MDPs have “commoditised” corporate FX and crushed profit margins
22 October 2019 · 3 min read
Multi-dealer platforms (MDPs) like 360T or FXall have probably been the biggest innovation in the corporate FX space in the last 20 years, surfing the massive switch from phone brokerage to electronification.
In a nutshell, MDPs are trading venues connected to a pool of banks that greatly simplify price comparison and FX execution. They allow corporate treasurers to compare prices from different banking partners in real time and select the best offer (with a lower spread).
MDPs have been extremely smart in designing their business model. They decided from the get-go not to charge their corporate clients, but to ask for a “brokerage fee” from the bank that won the deal. In other words, they brought a lot of value to corporates without charging them anything — a no-brainer.
The beginnings were a bit challenging, with many leading banks in the FX space not really interested in joining the new MDP venues to compete for the best price — Deutsche Bank is known for having been the most reluctant — but now almost every bank participates.
The direct consequence for banks has been a race to zero; a massive compression of FX spreads for vanilla products and an erosion of revenue streams that were previously easy to capture.
In response to the threat posed by MDPs, banks have been focusing on more complex products like options. These are often tailor-made with prices (spreads) which are hard to understand and compare. While this is still a very profitable business, many corporate clients have a limited appetite for options.
Banks have also been developing complex technology solutions for very specific needs, like algorithmic trading, to smooth FX execution on large trades. In addition, they have created “simplistic” products like guaranteed FX rates that are very easy to use but that negatively impact firms’ price competitiveness. As they involve a markup, there are many limitations and lots of fine print, which may include tying a client to a single bank.
The reality behind guaranteed rates is that they do not require any kind of technology development and can be built on top of banks’ legacy FX platforms. This is also the reason why many banks are now moving in that direction, instead of trying to build unique FX technology from scratch which addresses real clients’ needs.
All these initiatives have leveraged bank infrastructures, balance sheets and organisations, to try to mitigate the revenue erosion caused by MDPs — although none of them was really focused on bringing highly differentiated technology and value to corporate clients. The common factor here was the shift towards products and services which made pricing comparison difficult.

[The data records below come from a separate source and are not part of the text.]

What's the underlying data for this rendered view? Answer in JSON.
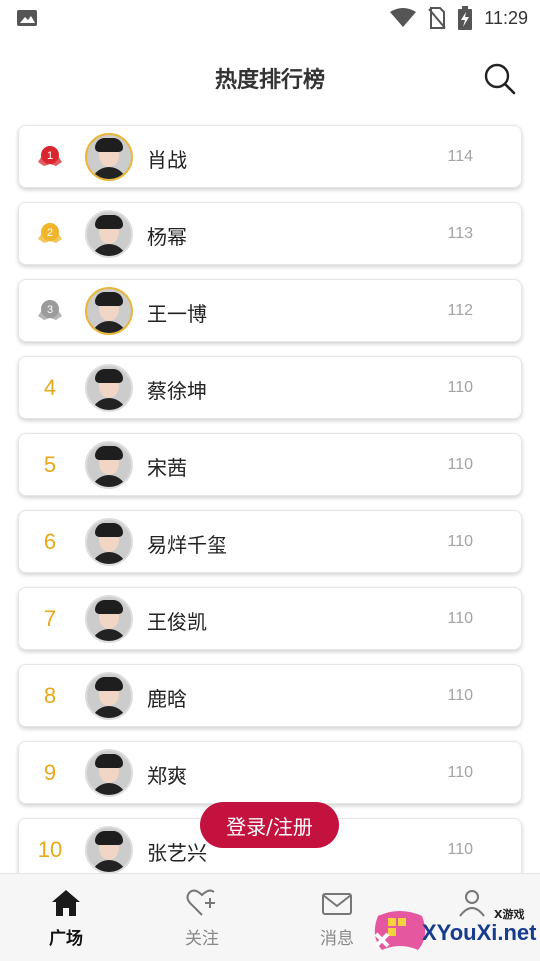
{
  "status_bar": {
    "time": "11:29",
    "icons": [
      "image-icon",
      "wifi-icon",
      "no-sim-icon",
      "battery-charging-icon"
    ]
  },
  "header": {
    "title": "热度排行榜",
    "search_icon": "search-icon"
  },
  "ranking": [
    {
      "rank": "1",
      "medal": "red",
      "name": "肖战",
      "score": "114",
      "avatar_border": "gold"
    },
    {
      "rank": "2",
      "medal": "gold",
      "name": "杨幂",
      "score": "113",
      "avatar_border": "plain"
    },
    {
      "rank": "3",
      "medal": "gray",
      "name": "王一博",
      "score": "112",
      "avatar_border": "gold"
    },
    {
      "rank": "4",
      "medal": "",
      "name": "蔡徐坤",
      "score": "110",
      "avatar_border": "plain"
    },
    {
      "rank": "5",
      "medal": "",
      "name": "宋茜",
      "score": "110",
      "avatar_border": "plain"
    },
    {
      "rank": "6",
      "medal": "",
      "name": "易烊千玺",
      "score": "110",
      "avatar_border": "plain"
    },
    {
      "rank": "7",
      "medal": "",
      "name": "王俊凯",
      "score": "110",
      "avatar_border": "plain"
    },
    {
      "rank": "8",
      "medal": "",
      "name": "鹿晗",
      "score": "110",
      "avatar_border": "plain"
    },
    {
      "rank": "9",
      "medal": "",
      "name": "郑爽",
      "score": "110",
      "avatar_border": "plain"
    },
    {
      "rank": "10",
      "medal": "",
      "name": "张艺兴",
      "score": "110",
      "avatar_border": "plain"
    }
  ],
  "login_button": {
    "label": "登录/注册",
    "color": "#c2123d"
  },
  "bottom_nav": [
    {
      "label": "广场",
      "icon": "home-icon",
      "active": true
    },
    {
      "label": "关注",
      "icon": "heart-plus-icon",
      "active": false
    },
    {
      "label": "消息",
      "icon": "mail-icon",
      "active": false
    },
    {
      "label": "",
      "icon": "profile-icon",
      "active": false
    }
  ],
  "watermark": {
    "brand": "XYouXi.net",
    "sub": "X游戏"
  },
  "colors": {
    "rank_number": "#e8a81b",
    "score": "#a3a3a3",
    "accent": "#c2123d"
  }
}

With the benefit of hindsight, it is now very clear that the advent of MDPs was essentially a technology disruption of one part of the FX cycle, and that it was likely that most other parts of corporate FX would also be affected by tech advances, sooner or later.
As part of our development and product roadmap, connecting Kantox’s Dynamic Hedging solution to MDPs was a must. I think we started speaking about that idea in 2015.
Until recently, most of our clients were SMEs and mid-caps with revenues up to EUR 2 billion, to which we were providing FX liquidity. In other words, we were the counterparty to the FX trades, with Kantox sourcing its own liquidity from major banks.
With the bank partnerships we have recently announced (BNP Paribas in EMEA and Citi in the US), we have opened a new distribution channel. The banks’ corporate clients now gain full access to our unique technology, while obtaining their FX liquidity directly from their bank, or a pool of banks, via an MDP. In a nutshell, we are an intelligent software layer between the client (ERP) and the bank (FX liquidity).
This new channel has been an opportunity for us to better understand the value created — and the value destroyed — by MDPs, and how Kantox could create extra value on top of the existing setup.